Lula pode se recusar a aceitar a progressão de regime?
Já que se trata de um direito, o réu pode recusá-lo integralmente ou simplesmente se recusar a cumprir os requisitos impostos pela juíza Carolina Lebbos. Se Lula não aceitar usar tornozeleira, eletrônica, por exemplo, ele não poderá deixar a superintendência da Polícia Federal.

Caso Lula se recuse a cumprir as condições impostas pela Justiça, fica configurado mau comportamento?
Sim. E ele perde o direito à progressão.

Lula pode voltar a ser preso?
Sim. O petista já foi condenado em primeira instância no caso do sítio de Atibaia, cujo recurso está pendente de julgamento no Tribunal Regional Federal da 4ª Região — o que é previsto para acontecer até novembro. O processo da doação de um terreno pela Odebrecht também está pronto para julgamento na 13ª Vara Federal de Curitiba.

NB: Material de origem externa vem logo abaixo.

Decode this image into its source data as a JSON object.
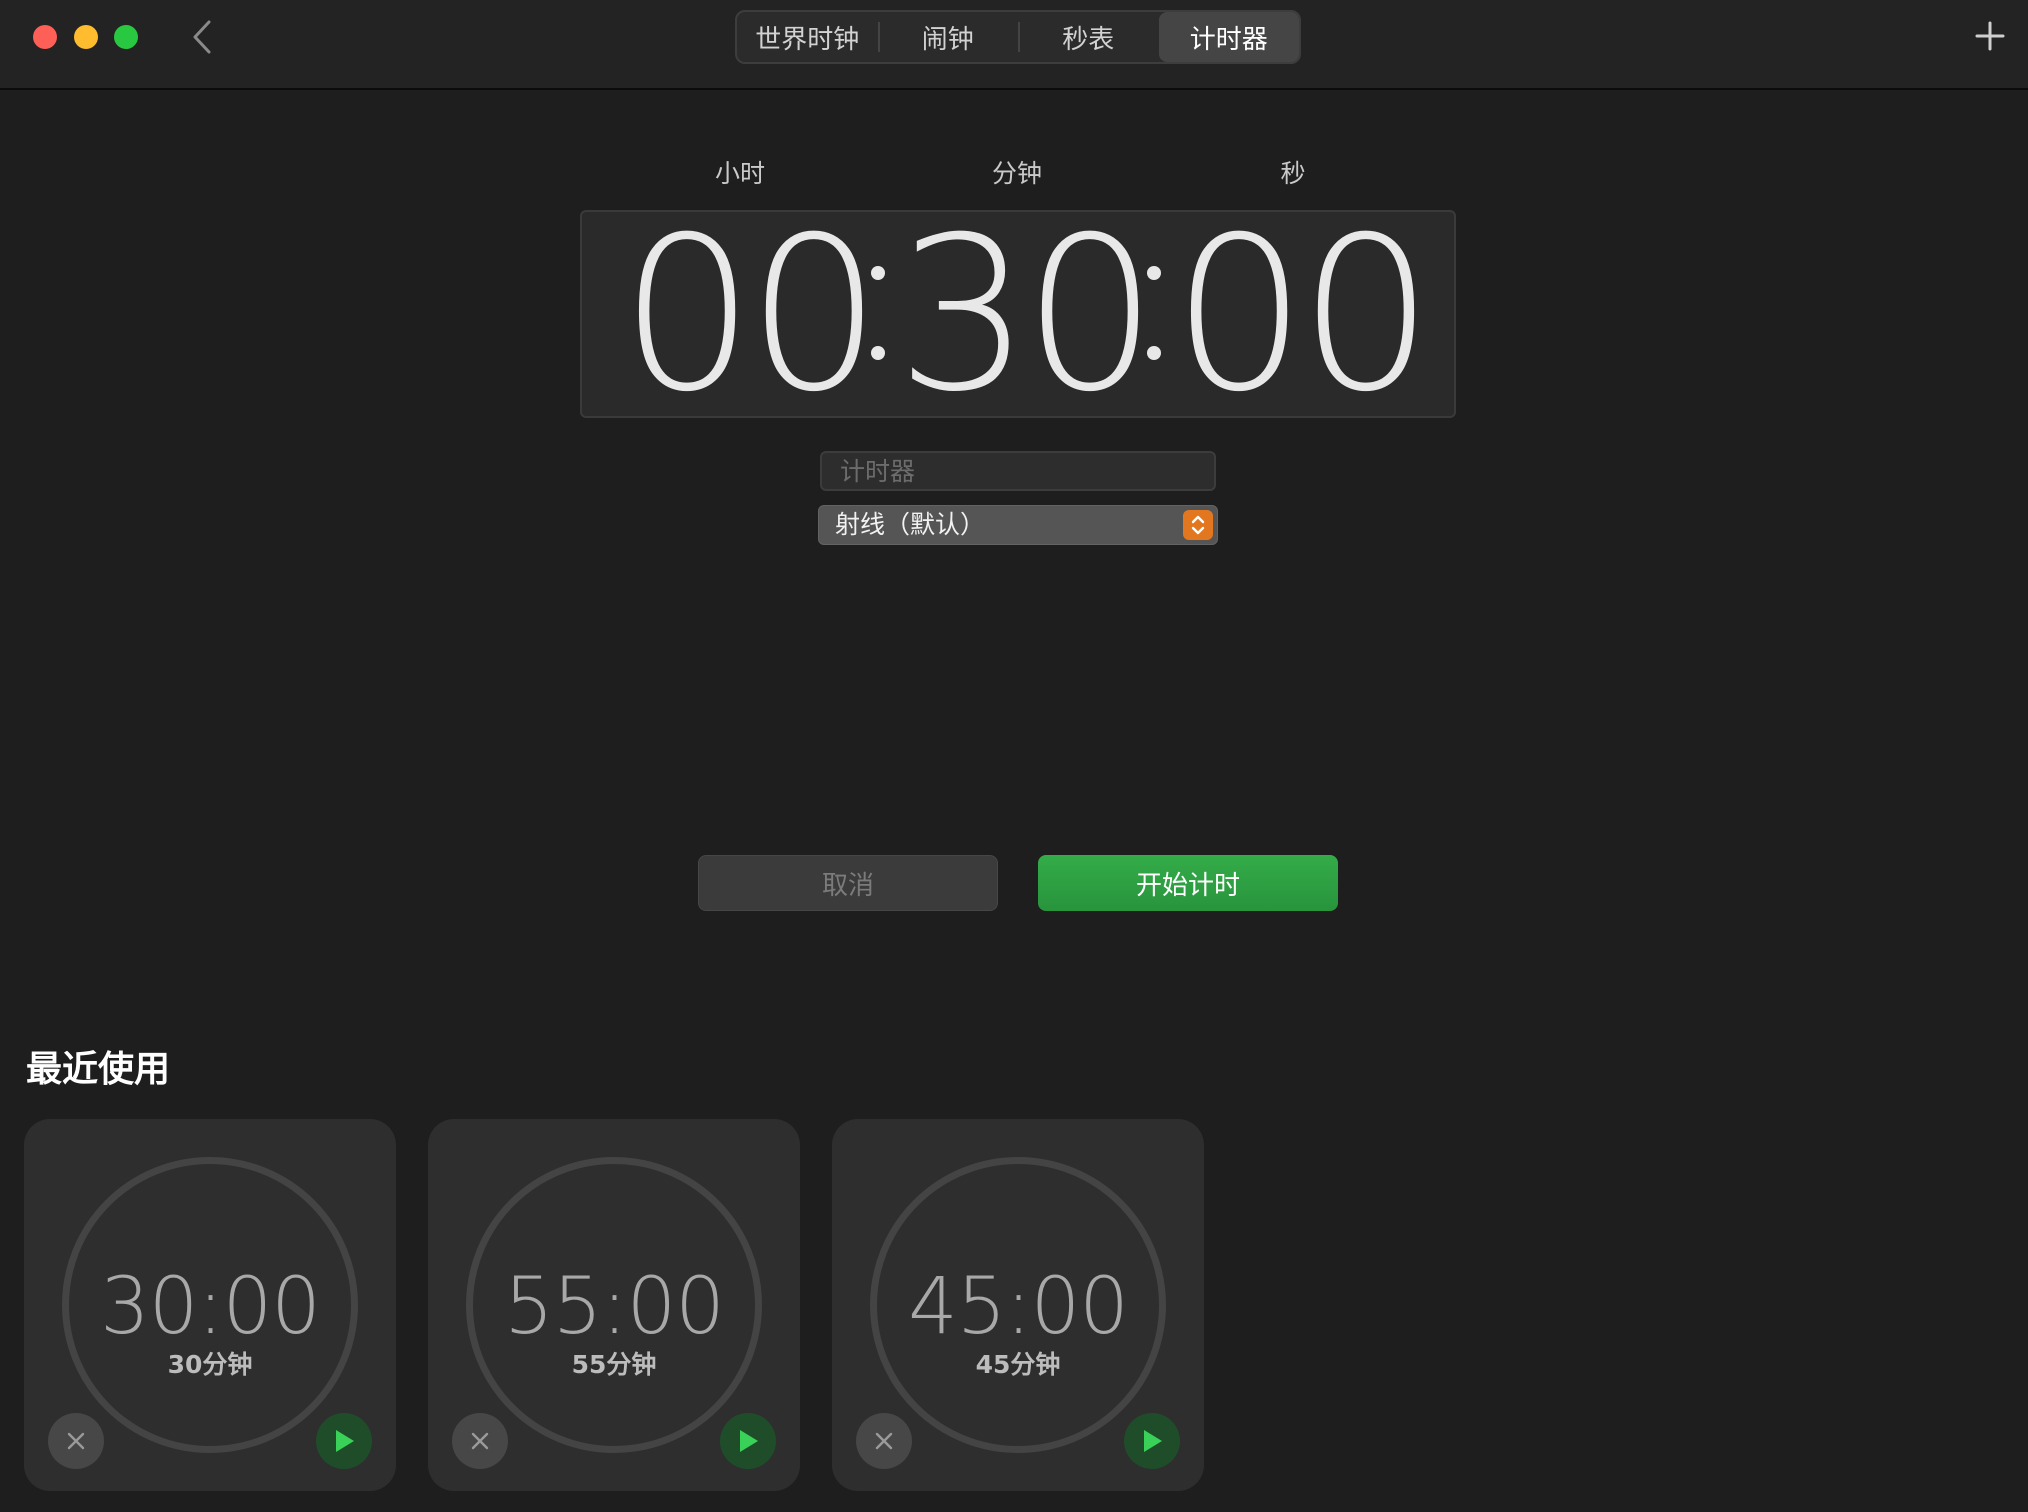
{
  "tabs": [
    {
      "label": "世界时钟"
    },
    {
      "label": "闹钟"
    },
    {
      "label": "秒表"
    },
    {
      "label": "计时器",
      "active": true
    }
  ],
  "picker": {
    "hours_label": "小时",
    "minutes_label": "分钟",
    "seconds_label": "秒",
    "hours": "00",
    "minutes": "30",
    "seconds": "00"
  },
  "label_field": {
    "value": "",
    "placeholder": "计时器"
  },
  "sound_select": {
    "selected": "射线（默认）"
  },
  "buttons": {
    "cancel": "取消",
    "start": "开始计时"
  },
  "recent": {
    "title": "最近使用",
    "items": [
      {
        "time": "30:00",
        "label": "30分钟"
      },
      {
        "time": "55:00",
        "label": "55分钟"
      },
      {
        "time": "45:00",
        "label": "45分钟"
      }
    ]
  },
  "colors": {
    "accent_green": "#2ea043",
    "select_stepper": "#e3771f",
    "background": "#1e1e1e"
  },
  "icons": [
    "close-window-icon",
    "minimize-window-icon",
    "zoom-window-icon",
    "chevron-left-icon",
    "plus-icon",
    "chevron-up-down-icon",
    "close-icon",
    "play-icon"
  ]
}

O petista recupera o direito de se candidatar?
Com a condenação em segunda instância no processo do tríplex, Lula tornou-se inelegível. Uma eventual progressão de regime não altera este quadro. Segundo a especialista em Direito Eleitoral Marilda Silveira, o ex-presidente só recupera seus direitos políticos caso a decisão do TRF4 seja anulada e o processo retorne para a primeira instância, ou sua inocência seja reconhecida.